Founded to address Africa’s need for ethical leaders, a revolutionary Ghanaian university is now turning its attention to a series of other monumental challenges, including artificial intelligence and climate change.
Ashesi University, a private, not-for-profit institution near Accra, was founded by Patrick Awuah in 2002 to raise the quality of higher education on the continent, with his achievements being recognised with the award of the World Innovation Summit for Education (Wise) prize in 2017.
Six years after winning the prestigious honour, Mr Awuah returned to Qatar for the Wise Summit, where he told Times Higher Education of his institution’s new strategic plan to focus on some of the big challenges facing Africa – the fourth industrial revolution, demographic shifts, issues around health, and climate change.
“We’re going to infuse climate throughout the curriculum the same way we’ve done with ethics,” he said.
“It doesn’t matter if you’re studying business, or engineering or economics; you’re still getting appropriate climate content for the discipline you’re studying, so students who come out will have a clear understanding of the issue, but also an understanding of how their discipline matters and how they engage with the issue.
“It’s a big issue and we should all be engaged with it, and we certainly think all our students should be and all the faculties should be.”
Mr Awuah, who founded Ashesi after returning from studying and working in the US, said all institutions should be doing likewise, although African universities perhaps had a greater need.
“Africa’s responsible for less than 4 per cent of greenhouse gases, but Africa is going to be severely affected,” he said.
“There’s going to be a lot of stresses, so the question of adaptation is going to be critically important. But also if you look at the demographic growth and Africa’s desire to grow economically, we should not be repeating the mistakes of other places; we should not be adding to the problem, so mitigation is important.”
Ashesi, which began in a rented house with an inaugural class of 30 students, was recently named in the top 10 of THE’s inaugural Sub-Saharan Africa University Rankings.
Research has shown that Africa’s population is set to double by 2050, posing serious challenges for the country’s higher education sector in educating the workforce.
Demographics is thus another challenge that Ashesi is hoping to help with – both by expanding and by means of collaborations. It set up the Education Collaborative, which involves faculty and leadership from more than 400 universities, to cope with the scale and speed needed.
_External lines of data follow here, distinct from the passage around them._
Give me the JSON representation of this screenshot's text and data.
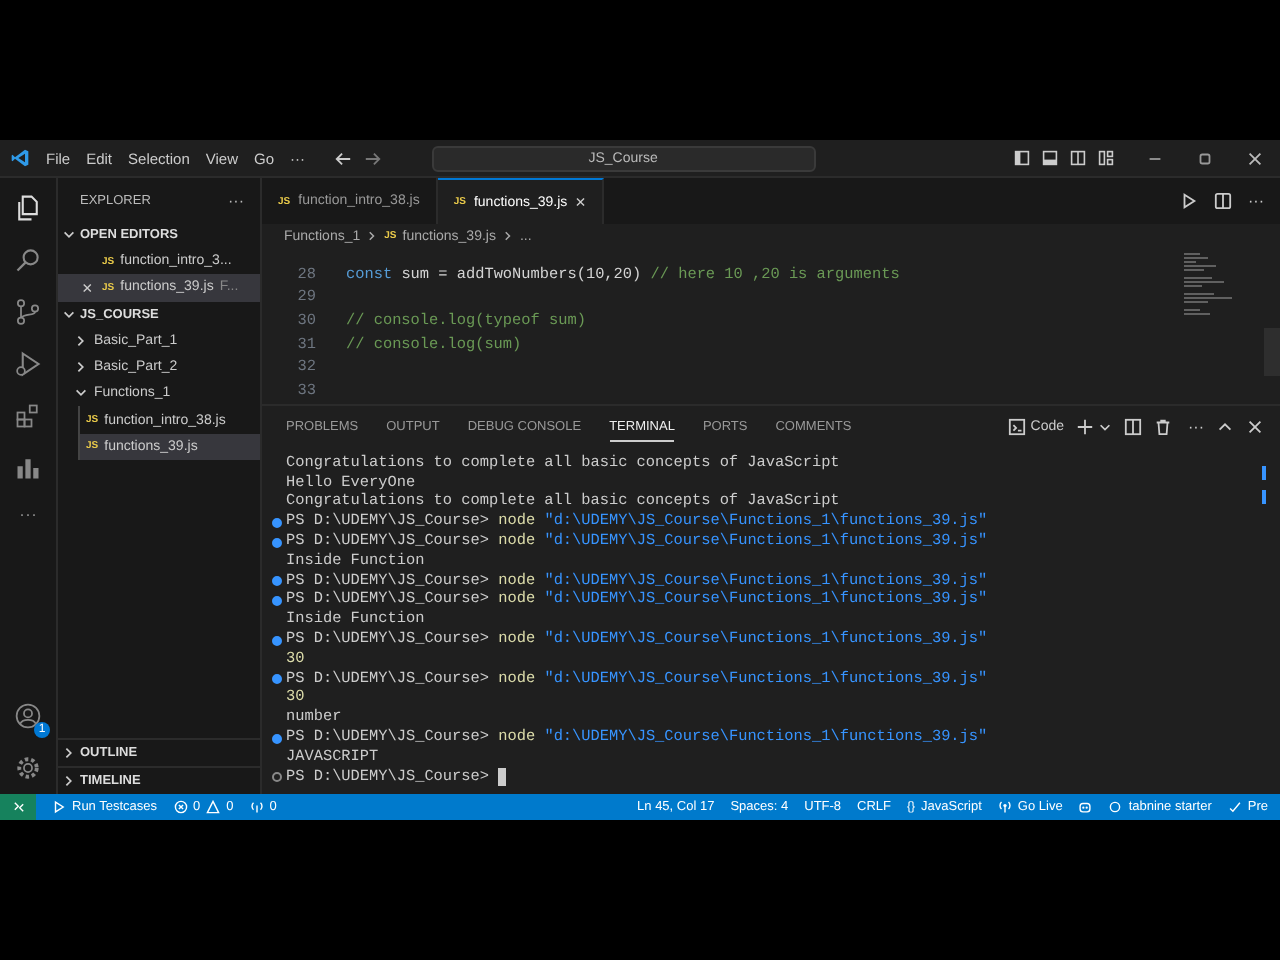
{
  "title_bar": {
    "menu": [
      "File",
      "Edit",
      "Selection",
      "View",
      "Go",
      "···"
    ],
    "search": "JS_Course"
  },
  "activity_more": "···",
  "sidebar": {
    "title": "EXPLORER",
    "more": "···",
    "sections": [
      {
        "label": "OPEN EDITORS",
        "expanded": true,
        "items": [
          {
            "icon": "JS",
            "name": "function_intro_3...",
            "selected": false
          },
          {
            "close": "×",
            "icon": "JS",
            "name": "functions_39.js",
            "detail": "F...",
            "selected": true
          }
        ]
      },
      {
        "label": "JS_COURSE",
        "expanded": true,
        "tree": [
          {
            "name": "Basic_Part_1",
            "kind": "folder",
            "expanded": false,
            "selected": false
          },
          {
            "name": "Basic_Part_2",
            "kind": "folder",
            "expanded": false,
            "selected": false
          },
          {
            "name": "Functions_1",
            "kind": "folder",
            "expanded": true,
            "selected": false,
            "children": [
              {
                "icon": "JS",
                "name": "function_intro_38.js",
                "kind": "file",
                "selected": false
              },
              {
                "icon": "JS",
                "name": "functions_39.js",
                "kind": "file",
                "selected": true
              }
            ]
          }
        ]
      }
    ],
    "bottom_sections": [
      {
        "label": "OUTLINE",
        "expanded": false
      },
      {
        "label": "TIMELINE",
        "expanded": false
      }
    ],
    "account_badge": "1"
  },
  "tabs": [
    {
      "icon": "JS",
      "label": "function_intro_38.js",
      "selected": false
    },
    {
      "icon": "JS",
      "label": "functions_39.js",
      "close": "×",
      "selected": true
    }
  ],
  "tab_bar_more": "···",
  "breadcrumbs": {
    "folder": "Functions_1",
    "icon": "JS",
    "file": "functions_39.js",
    "more": "..."
  },
  "editor": {
    "lines": [
      {
        "number": "28",
        "tokens": [
          {
            "kind": "keyword",
            "text": "const"
          },
          {
            "kind": "plain",
            "text": " sum = addTwoNumbers(10,20) "
          },
          {
            "kind": "comment",
            "text": "// here 10 ,20 is arguments"
          }
        ]
      },
      {
        "number": "29"
      },
      {
        "number": "30",
        "tokens": [
          {
            "kind": "comment",
            "text": "// console.log(typeof sum)"
          }
        ]
      },
      {
        "number": "31",
        "tokens": [
          {
            "kind": "comment",
            "text": "// console.log(sum)"
          }
        ]
      },
      {
        "number": "32"
      },
      {
        "number": "33"
      }
    ]
  },
  "panel": {
    "tabs": [
      {
        "label": "PROBLEMS",
        "selected": false
      },
      {
        "label": "OUTPUT",
        "selected": false
      },
      {
        "label": "DEBUG CONSOLE",
        "selected": false
      },
      {
        "label": "TERMINAL",
        "selected": true
      },
      {
        "label": "PORTS",
        "selected": false
      },
      {
        "label": "COMMENTS",
        "selected": false
      }
    ],
    "terminal_name": "Code",
    "more": "···",
    "terminal": [
      {
        "kind": "output",
        "text": "Congratulations to complete all basic concepts of JavaScript"
      },
      {
        "kind": "output",
        "text": "Hello EveryOne"
      },
      {
        "kind": "output",
        "text": "Congratulations to complete all basic concepts of JavaScript"
      },
      {
        "kind": "prompt",
        "done": true,
        "prompt": "PS D:\\UDEMY\\JS_Course>",
        "command": "node",
        "argument": "\"d:\\UDEMY\\JS_Course\\Functions_1\\functions_39.js\""
      },
      {
        "kind": "prompt",
        "done": true,
        "prompt": "PS D:\\UDEMY\\JS_Course>",
        "command": "node",
        "argument": "\"d:\\UDEMY\\JS_Course\\Functions_1\\functions_39.js\""
      },
      {
        "kind": "output",
        "text": "Inside Function"
      },
      {
        "kind": "prompt",
        "done": true,
        "prompt": "PS D:\\UDEMY\\JS_Course>",
        "command": "node",
        "argument": "\"d:\\UDEMY\\JS_Course\\Functions_1\\functions_39.js\""
      },
      {
        "kind": "prompt",
        "done": true,
        "prompt": "PS D:\\UDEMY\\JS_Course>",
        "command": "node",
        "argument": "\"d:\\UDEMY\\JS_Course\\Functions_1\\functions_39.js\""
      },
      {
        "kind": "output",
        "text": "Inside Function"
      },
      {
        "kind": "prompt",
        "done": true,
        "prompt": "PS D:\\UDEMY\\JS_Course>",
        "command": "node",
        "argument": "\"d:\\UDEMY\\JS_Course\\Functions_1\\functions_39.js\""
      },
      {
        "kind": "number",
        "text": "30"
      },
      {
        "kind": "prompt",
        "done": true,
        "prompt": "PS D:\\UDEMY\\JS_Course>",
        "command": "node",
        "argument": "\"d:\\UDEMY\\JS_Course\\Functions_1\\functions_39.js\""
      },
      {
        "kind": "number",
        "text": "30"
      },
      {
        "kind": "output",
        "text": "number"
      },
      {
        "kind": "prompt",
        "done": true,
        "prompt": "PS D:\\UDEMY\\JS_Course>",
        "command": "node",
        "argument": "\"d:\\UDEMY\\JS_Course\\Functions_1\\functions_39.js\""
      },
      {
        "kind": "output",
        "text": "JAVASCRIPT"
      },
      {
        "kind": "prompt",
        "done": false,
        "prompt": "PS D:\\UDEMY\\JS_Course>",
        "cursor": true
      }
    ]
  },
  "status_bar": {
    "left": [
      {
        "kind": "runner",
        "text": "Run Testcases"
      },
      {
        "kind": "problems",
        "errors": "0",
        "warnings": "0"
      },
      {
        "kind": "ports",
        "text": "0"
      }
    ],
    "right": [
      {
        "kind": "plain",
        "text": "Ln 45, Col 17"
      },
      {
        "kind": "plain",
        "text": "Spaces: 4"
      },
      {
        "kind": "plain",
        "text": "UTF-8"
      },
      {
        "kind": "plain",
        "text": "CRLF"
      },
      {
        "kind": "language",
        "icon": "{}",
        "text": "JavaScript"
      },
      {
        "kind": "live",
        "text": "Go Live"
      },
      {
        "kind": "bot"
      },
      {
        "kind": "tabnine",
        "text": "tabnine starter"
      },
      {
        "kind": "prettier",
        "text": "Pre"
      }
    ]
  }
}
“No one university can tackle the problem, but we can if we work collaboratively together,” said Mr Awuah, a graduate of Swarthmore College and the University of California, Berkeley, and a former Microsoft employee.
“If we can get a sea change, with universities working with each other and learning from each other, I think we can address this issue.”
Ashesi has also been examining how it can use artificial intelligence to improve efficiency, and challenging its faculty to think about how they approach it.
Mr Awuah said the technology had rightly captured everyone’s attention this year, but told delegates at Wise that his daughter had warned him not to “overhype” ChatGPT.
“We shouldn’t treat AI as something that is going to solve all our problems or wreck the economy and put us all out of jobs,” he said.
“It’s not going to be either of those two things – it’s going to be something in the middle.”
As part of its focus on health, Ashesi has recently launched a training programme partnership with the World Health Organization to improve healthcare outcomes in Ghana.
This continued innovation is very much a part of the university’s DNA, which broke the mould in the country in seeking to produce a new generation of African leaders.
“We are educating people who are going to be leaders in our society, so we have to be very intentional in educating the people who have good character, who are going to be innovative, who are going to add value to their countries,” said Mr Awuah.
But the hope was always that others would follow. “It was a theory of change – that if we enter and do something different and disruptive others would pay attention to, they would start to make changes. It was a hope that this would occur,” he said.
Mr Awuah said accreditors in Ghana were initially resistant to this approach, but the university was eventually able to convince them to “let us try something different”.
Ashesi used to be alone in Ghana in teaching a core curriculum to educate its students more broadly, but now all universities are asked if they have a general studies programme. While some public universities might be now following suit, Mr Awuah said, Ashesi still remained unique.
“The career placement of our students is dramatically different from other universities,” he said.
“That has made a very pointed statement to other universities that this is what the corporate world and the public sector want in university graduates, and I think that’s a very big impact.”